I get shear happy at times and want to clean things up, cut things back, clear plants out that aren’t doing well, and just make space. It’s an impatience that isn’t admirable, as I sometimes shear before thinking, not always giving plants an opportunity to reveal their potential. A few months ago, I had my eye on a dead looking vine in the perennial garden and even told my son that it had to go. The previous owners of Coppertop hadn’t listed any specific vines to expect in that vicinity other than clematis. My son can be patient, and he encouraged me to wait and see. This brown vine was entwined with one of the featured arches and gates in the perennial beds, so I was dreading removing it and starting fresh. While all other plants including vines in these gardens budded and showed their green side, this vine continued its dry, scraggly state all through April and into May. I was oiling my shears. Then, in mid-May it sprang to life.

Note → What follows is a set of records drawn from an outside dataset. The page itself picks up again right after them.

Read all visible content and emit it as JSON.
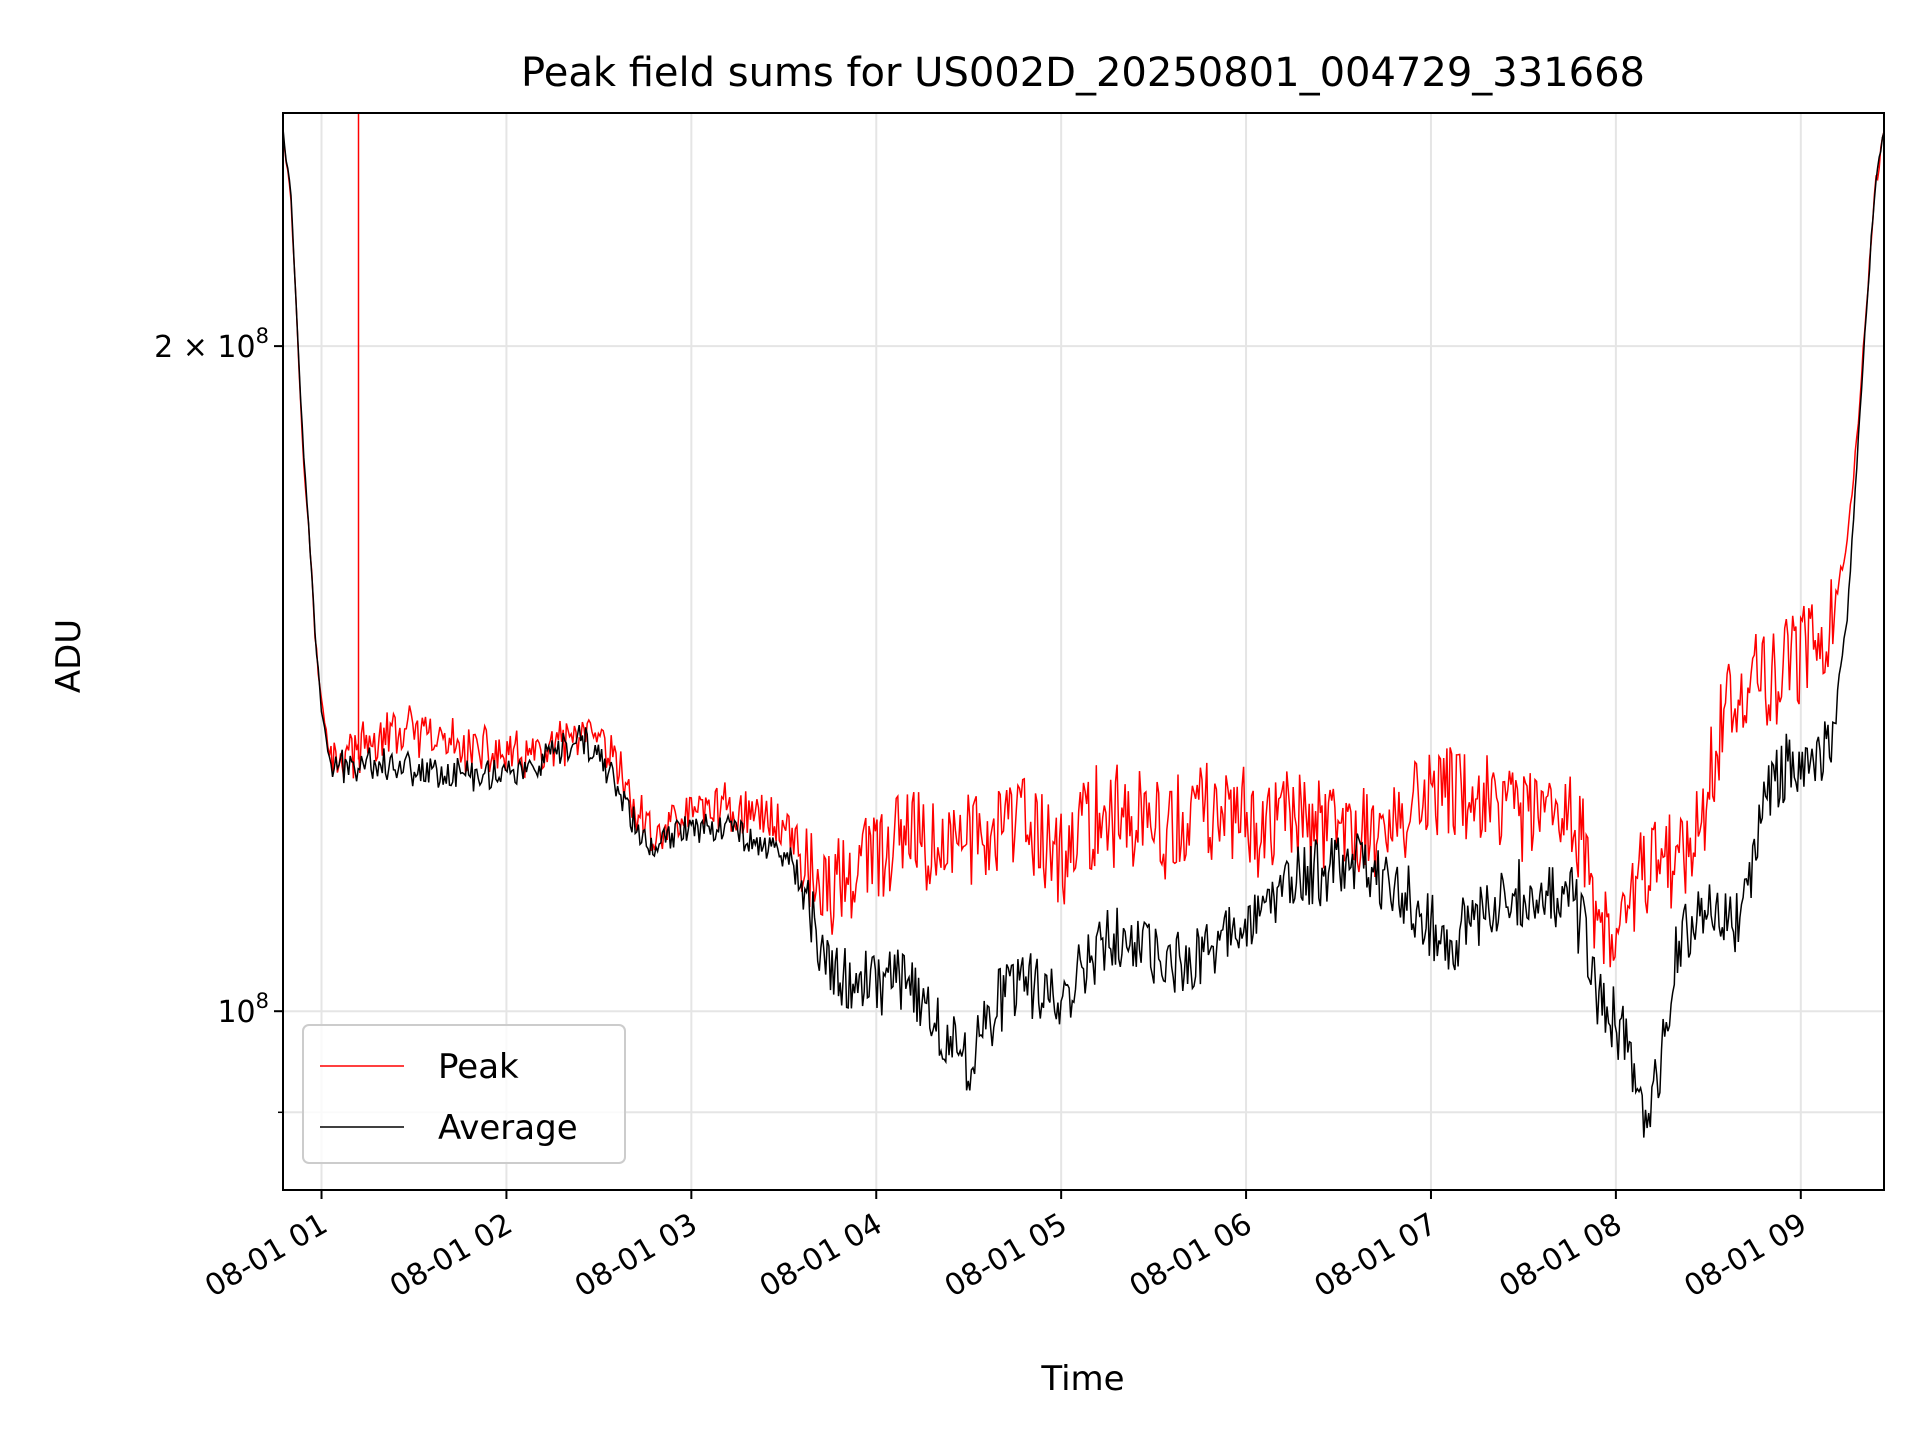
{
  "chart_data": {
    "type": "line",
    "title": "Peak field sums for US002D_20250801_004729_331668",
    "xlabel": "Time",
    "ylabel": "ADU",
    "x_ticks": [
      "08-01 01",
      "08-01 02",
      "08-01 03",
      "08-01 04",
      "08-01 05",
      "08-01 06",
      "08-01 07",
      "08-01 08",
      "08-01 09"
    ],
    "xlim": [
      "2025-08-01 00:47:30",
      "2025-08-01 09:27:00"
    ],
    "y_scale": "log",
    "ylim": [
      83000000,
      255000000
    ],
    "y_ticks": [
      {
        "value": 100000000,
        "base": "10",
        "exponent": "8",
        "prefix": ""
      },
      {
        "value": 200000000,
        "base": "10",
        "exponent": "8",
        "prefix": "2 × "
      }
    ],
    "grid": true,
    "legend": {
      "position": "lower-left",
      "entries": [
        "Peak",
        "Average"
      ]
    },
    "series": [
      {
        "name": "Peak",
        "color": "#ff0000",
        "points": [
          [
            "2025-08-01 00:47:30",
            250000000
          ],
          [
            "2025-08-01 00:50:00",
            235000000
          ],
          [
            "2025-08-01 00:52:00",
            205000000
          ],
          [
            "2025-08-01 00:54:00",
            180000000
          ],
          [
            "2025-08-01 00:56:00",
            165000000
          ],
          [
            "2025-08-01 00:58:00",
            147000000
          ],
          [
            "2025-08-01 01:00:00",
            138000000
          ],
          [
            "2025-08-01 01:03:00",
            130000000
          ],
          [
            "2025-08-01 01:08:00",
            130500000
          ],
          [
            "2025-08-01 01:14:00",
            131500000
          ],
          [
            "2025-08-01 01:20:00",
            133000000
          ],
          [
            "2025-08-01 01:28:00",
            134000000
          ],
          [
            "2025-08-01 01:36:00",
            132500000
          ],
          [
            "2025-08-01 01:44:00",
            132000000
          ],
          [
            "2025-08-01 01:52:00",
            131000000
          ],
          [
            "2025-08-01 02:00:00",
            130500000
          ],
          [
            "2025-08-01 02:08:00",
            130000000
          ],
          [
            "2025-08-01 02:16:00",
            131500000
          ],
          [
            "2025-08-01 02:24:00",
            133000000
          ],
          [
            "2025-08-01 02:30:00",
            132000000
          ],
          [
            "2025-08-01 02:36:00",
            129000000
          ],
          [
            "2025-08-01 02:42:00",
            123000000
          ],
          [
            "2025-08-01 02:48:00",
            120000000
          ],
          [
            "2025-08-01 02:55:00",
            122000000
          ],
          [
            "2025-08-01 03:00:00",
            123000000
          ],
          [
            "2025-08-01 03:08:00",
            124000000
          ],
          [
            "2025-08-01 03:16:00",
            123000000
          ],
          [
            "2025-08-01 03:24:00",
            122500000
          ],
          [
            "2025-08-01 03:32:00",
            121000000
          ],
          [
            "2025-08-01 03:38:00",
            116000000
          ],
          [
            "2025-08-01 03:43:00",
            112500000
          ],
          [
            "2025-08-01 03:50:00",
            115000000
          ],
          [
            "2025-08-01 04:00:00",
            117500000
          ],
          [
            "2025-08-01 04:10:00",
            119500000
          ],
          [
            "2025-08-01 04:20:00",
            118500000
          ],
          [
            "2025-08-01 04:30:00",
            120000000
          ],
          [
            "2025-08-01 04:40:00",
            121000000
          ],
          [
            "2025-08-01 04:50:00",
            121500000
          ],
          [
            "2025-08-01 05:00:00",
            116500000
          ],
          [
            "2025-08-01 05:05:00",
            120500000
          ],
          [
            "2025-08-01 05:15:00",
            123000000
          ],
          [
            "2025-08-01 05:25:00",
            122000000
          ],
          [
            "2025-08-01 05:35:00",
            120000000
          ],
          [
            "2025-08-01 05:45:00",
            123500000
          ],
          [
            "2025-08-01 05:55:00",
            122000000
          ],
          [
            "2025-08-01 06:05:00",
            121500000
          ],
          [
            "2025-08-01 06:15:00",
            122500000
          ],
          [
            "2025-08-01 06:25:00",
            121000000
          ],
          [
            "2025-08-01 06:35:00",
            120500000
          ],
          [
            "2025-08-01 06:45:00",
            121000000
          ],
          [
            "2025-08-01 06:55:00",
            124000000
          ],
          [
            "2025-08-01 07:05:00",
            126000000
          ],
          [
            "2025-08-01 07:15:00",
            125000000
          ],
          [
            "2025-08-01 07:25:00",
            123000000
          ],
          [
            "2025-08-01 07:35:00",
            122000000
          ],
          [
            "2025-08-01 07:45:00",
            122500000
          ],
          [
            "2025-08-01 07:50:00",
            119500000
          ],
          [
            "2025-08-01 07:55:00",
            108500000
          ],
          [
            "2025-08-01 08:00:00",
            106500000
          ],
          [
            "2025-08-01 08:05:00",
            111500000
          ],
          [
            "2025-08-01 08:10:00",
            117000000
          ],
          [
            "2025-08-01 08:15:00",
            118500000
          ],
          [
            "2025-08-01 08:20:00",
            117000000
          ],
          [
            "2025-08-01 08:25:00",
            119500000
          ],
          [
            "2025-08-01 08:30:00",
            126000000
          ],
          [
            "2025-08-01 08:35:00",
            136500000
          ],
          [
            "2025-08-01 08:40:00",
            140500000
          ],
          [
            "2025-08-01 08:50:00",
            141500000
          ],
          [
            "2025-08-01 09:00:00",
            144500000
          ],
          [
            "2025-08-01 09:05:00",
            148000000
          ],
          [
            "2025-08-01 09:10:00",
            150500000
          ],
          [
            "2025-08-01 09:15:00",
            163000000
          ],
          [
            "2025-08-01 09:18:00",
            180000000
          ],
          [
            "2025-08-01 09:21:00",
            205000000
          ],
          [
            "2025-08-01 09:24:00",
            235000000
          ],
          [
            "2025-08-01 09:27:00",
            250000000
          ]
        ]
      },
      {
        "name": "Average",
        "color": "#000000",
        "points": [
          [
            "2025-08-01 00:47:30",
            250000000
          ],
          [
            "2025-08-01 00:50:00",
            235000000
          ],
          [
            "2025-08-01 00:52:00",
            205000000
          ],
          [
            "2025-08-01 00:54:00",
            180000000
          ],
          [
            "2025-08-01 00:56:00",
            165000000
          ],
          [
            "2025-08-01 00:58:00",
            147000000
          ],
          [
            "2025-08-01 01:00:00",
            137000000
          ],
          [
            "2025-08-01 01:03:00",
            129000000
          ],
          [
            "2025-08-01 01:08:00",
            129000000
          ],
          [
            "2025-08-01 01:14:00",
            130000000
          ],
          [
            "2025-08-01 01:20:00",
            129500000
          ],
          [
            "2025-08-01 01:28:00",
            129000000
          ],
          [
            "2025-08-01 01:36:00",
            128500000
          ],
          [
            "2025-08-01 01:44:00",
            128000000
          ],
          [
            "2025-08-01 01:52:00",
            128000000
          ],
          [
            "2025-08-01 02:00:00",
            128500000
          ],
          [
            "2025-08-01 02:08:00",
            128500000
          ],
          [
            "2025-08-01 02:16:00",
            130500000
          ],
          [
            "2025-08-01 02:24:00",
            132500000
          ],
          [
            "2025-08-01 02:30:00",
            130500000
          ],
          [
            "2025-08-01 02:36:00",
            126500000
          ],
          [
            "2025-08-01 02:42:00",
            121000000
          ],
          [
            "2025-08-01 02:48:00",
            118000000
          ],
          [
            "2025-08-01 02:55:00",
            120500000
          ],
          [
            "2025-08-01 03:00:00",
            121500000
          ],
          [
            "2025-08-01 03:08:00",
            121500000
          ],
          [
            "2025-08-01 03:16:00",
            120500000
          ],
          [
            "2025-08-01 03:24:00",
            119000000
          ],
          [
            "2025-08-01 03:32:00",
            117500000
          ],
          [
            "2025-08-01 03:38:00",
            112000000
          ],
          [
            "2025-08-01 03:43:00",
            104500000
          ],
          [
            "2025-08-01 03:50:00",
            103500000
          ],
          [
            "2025-08-01 04:00:00",
            103000000
          ],
          [
            "2025-08-01 04:10:00",
            104000000
          ],
          [
            "2025-08-01 04:20:00",
            98000000
          ],
          [
            "2025-08-01 04:30:00",
            95000000
          ],
          [
            "2025-08-01 04:40:00",
            101500000
          ],
          [
            "2025-08-01 04:50:00",
            103000000
          ],
          [
            "2025-08-01 05:00:00",
            101000000
          ],
          [
            "2025-08-01 05:05:00",
            104000000
          ],
          [
            "2025-08-01 05:15:00",
            108500000
          ],
          [
            "2025-08-01 05:25:00",
            106500000
          ],
          [
            "2025-08-01 05:35:00",
            104500000
          ],
          [
            "2025-08-01 05:45:00",
            106000000
          ],
          [
            "2025-08-01 05:55:00",
            108500000
          ],
          [
            "2025-08-01 06:05:00",
            112000000
          ],
          [
            "2025-08-01 06:15:00",
            114500000
          ],
          [
            "2025-08-01 06:25:00",
            115500000
          ],
          [
            "2025-08-01 06:35:00",
            117000000
          ],
          [
            "2025-08-01 06:45:00",
            114500000
          ],
          [
            "2025-08-01 06:55:00",
            111500000
          ],
          [
            "2025-08-01 07:05:00",
            107500000
          ],
          [
            "2025-08-01 07:15:00",
            109500000
          ],
          [
            "2025-08-01 07:25:00",
            114000000
          ],
          [
            "2025-08-01 07:35:00",
            112500000
          ],
          [
            "2025-08-01 07:45:00",
            113000000
          ],
          [
            "2025-08-01 07:50:00",
            108000000
          ],
          [
            "2025-08-01 07:55:00",
            100500000
          ],
          [
            "2025-08-01 08:00:00",
            99000000
          ],
          [
            "2025-08-01 08:05:00",
            96000000
          ],
          [
            "2025-08-01 08:10:00",
            89000000
          ],
          [
            "2025-08-01 08:15:00",
            95500000
          ],
          [
            "2025-08-01 08:20:00",
            107000000
          ],
          [
            "2025-08-01 08:25:00",
            110500000
          ],
          [
            "2025-08-01 08:30:00",
            110500000
          ],
          [
            "2025-08-01 08:35:00",
            110000000
          ],
          [
            "2025-08-01 08:40:00",
            110500000
          ],
          [
            "2025-08-01 08:50:00",
            126000000
          ],
          [
            "2025-08-01 09:00:00",
            131000000
          ],
          [
            "2025-08-01 09:05:00",
            129500000
          ],
          [
            "2025-08-01 09:10:00",
            134000000
          ],
          [
            "2025-08-01 09:15:00",
            150000000
          ],
          [
            "2025-08-01 09:18:00",
            175000000
          ],
          [
            "2025-08-01 09:21:00",
            205000000
          ],
          [
            "2025-08-01 09:24:00",
            235000000
          ],
          [
            "2025-08-01 09:27:00",
            250000000
          ]
        ]
      }
    ]
  }
}
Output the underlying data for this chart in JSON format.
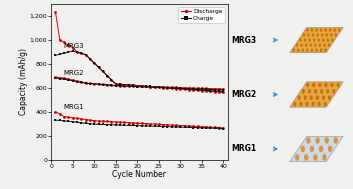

By the end of May it was showing true beginnings of leaves.
I took a photo of some of its leaves near the end of June and asked an online resource if this might be a grapevine of some type. The funny thing is, I’ve helped harvest grapes in Portugal and Italy, and I’ve become familiar with some varieties of grapes and grapevines, but this vine just didn’t look familiar in its barren state. My wise online resource said YES, this is Vitis, or grape of some sort.
The grapevine grows in an area with a number of other vines, including a few clematis and climbing roses. This area is packed full, each vine lending support to another. The grapevine grows over the arch.
I’d been wondering if certain grapevines just bear foliage when I spotted something last week. We have GRAPES at Coppertop! Grapes were definitely not listed by the previous owners on the list of fruit growing here, so it’s a big surprise. Let the plans for winemaking commence.
Patience is bitter, but its fruit is sweet.